If my mom could see me with my delectable collection of step-sisters. What liberty might grow out of that rupture! Revelations of activities that had confirmed for me a maxim I still hold to regarding actresses and the amount of the time they spend on their backs with all manner of guests.

So the girls started doing auditions for commercials, but nothing much worked out.

When they needed a little bit of money, they would show-up at look-sees for models and get the editorial work. They were good at that. They did their twin thing, wearing the same white Chanel suit and bare feet, in a hat-tipping to their favorite designing step-sisters in Dallas, the sassy Barboglios.

But editorial wasn’t what they wanted. They wanted to be moving images. I often suggested they weren’t doing well in the film and TV auditions because they were going to the wrong ones.

“What you two need is a good agent,” I kept telling them, so we could talk about something else.

Elendele said they should just be patient and they would learn, but one night she got up and went and cried in the bathroom, and we could hear it. Saturn stopped me from going to see what was wrong.

“She had a tough day,” Saturnina explained. “A producer grabbed her sides right in the middle of the audition…”

“Th….that’s sexual harassment,” I went green.

“Sides, silly,” she whispered me, “sides is actress-talk for script. He grabbed them and told her the part didn’t call for a shango.”

“What does that mean?”

“It means she didn’t get the job.”


They had just started getting call-backs for auditions and inquiries from personal managers and agents and others who saw profit in their talents, when the Writers Union called a strike.

It was said by Elendele to be an act of bad economics and pure defiance. It nearly
stopped the city and it fogged the air with strange, if slow, joys. Business columns were forced to discuss the subtleties of plot and their profound shock at the enduring importance of the written word – at how well it had withstood the onslaught of duplication.

Elendele and Saturnina had stopped going to auditions because there weren’t any. The girls typed, did gardening on the roof, and passed little packages at the door to stay alive, because there was no show business.

The studios were shut down. Typists could find no scripts to type. Equipment renters were forced to give breaks to smaller, poorer, non-union crews and their stuff always came back broken. Caterers found no mouths to feed and producers could find no one to sculpt for them the plaster Paris of their notions. The conversation at gallery openings was laced with arsenic and leeriness and everything in town got tensed and tensed.

Saturn was horrified and didn’t understand why Elendele said that the strike was about her, too.

“Man, why can’t these writers just settle up?” she whined.

Elendele didn’t care that her life was going to hell. She lived for the larger question and gave herself a role in history where she could find it.

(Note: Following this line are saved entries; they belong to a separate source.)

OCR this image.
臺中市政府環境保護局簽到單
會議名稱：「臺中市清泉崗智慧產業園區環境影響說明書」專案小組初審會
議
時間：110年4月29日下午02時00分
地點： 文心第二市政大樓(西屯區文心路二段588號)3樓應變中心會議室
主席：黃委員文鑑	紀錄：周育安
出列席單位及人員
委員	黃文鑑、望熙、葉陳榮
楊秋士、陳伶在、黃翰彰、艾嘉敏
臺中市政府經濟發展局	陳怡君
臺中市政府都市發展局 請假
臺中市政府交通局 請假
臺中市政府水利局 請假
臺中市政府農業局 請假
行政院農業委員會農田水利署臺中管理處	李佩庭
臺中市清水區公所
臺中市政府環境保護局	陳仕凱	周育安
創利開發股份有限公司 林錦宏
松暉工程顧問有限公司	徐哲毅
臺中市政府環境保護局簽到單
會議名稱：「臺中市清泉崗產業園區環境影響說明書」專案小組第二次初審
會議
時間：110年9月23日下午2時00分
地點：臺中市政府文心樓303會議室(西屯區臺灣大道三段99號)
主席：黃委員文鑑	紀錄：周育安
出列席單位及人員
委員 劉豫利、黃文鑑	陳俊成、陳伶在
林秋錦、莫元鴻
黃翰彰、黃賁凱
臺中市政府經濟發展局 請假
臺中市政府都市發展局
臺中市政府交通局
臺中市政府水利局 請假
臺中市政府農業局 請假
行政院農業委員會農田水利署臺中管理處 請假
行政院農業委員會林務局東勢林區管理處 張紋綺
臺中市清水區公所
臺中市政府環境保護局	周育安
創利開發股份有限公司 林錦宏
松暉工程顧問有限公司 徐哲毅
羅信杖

“But everyone says that the union got taken over by a bunch of writers who don’t believe in work so much as they do in striking,” Saturnina shuffled.

“Yeah, but most of those are the great writers,” said Elendele, who had involved herself in the dispute personally.

“Elendele, you’re always for the union, even when it’s wrong. You’re always defending the rights of the mediocre to do nothing for money,” charged Saturn in her offensive taking.

“And you, Saturn, have forfeited the revolutionary birthright of our cruel and ambitious family,” Elendele stripped her complete.

As the strike went on, Saturnina was stripped of the family birthright many times, until it was decided in a caucus of Cortez, Trevor, Saturn, and Dominique, Gina
Night, and Elendele’s dealer, that a birthright was something that could only be forfeited once. And then we censured her – party style.

She was flummoxed, backknocked, but quick to regain composure, accept the verdict, and write an unsigned and contrary pamphlet on the toilet paper roll two days later.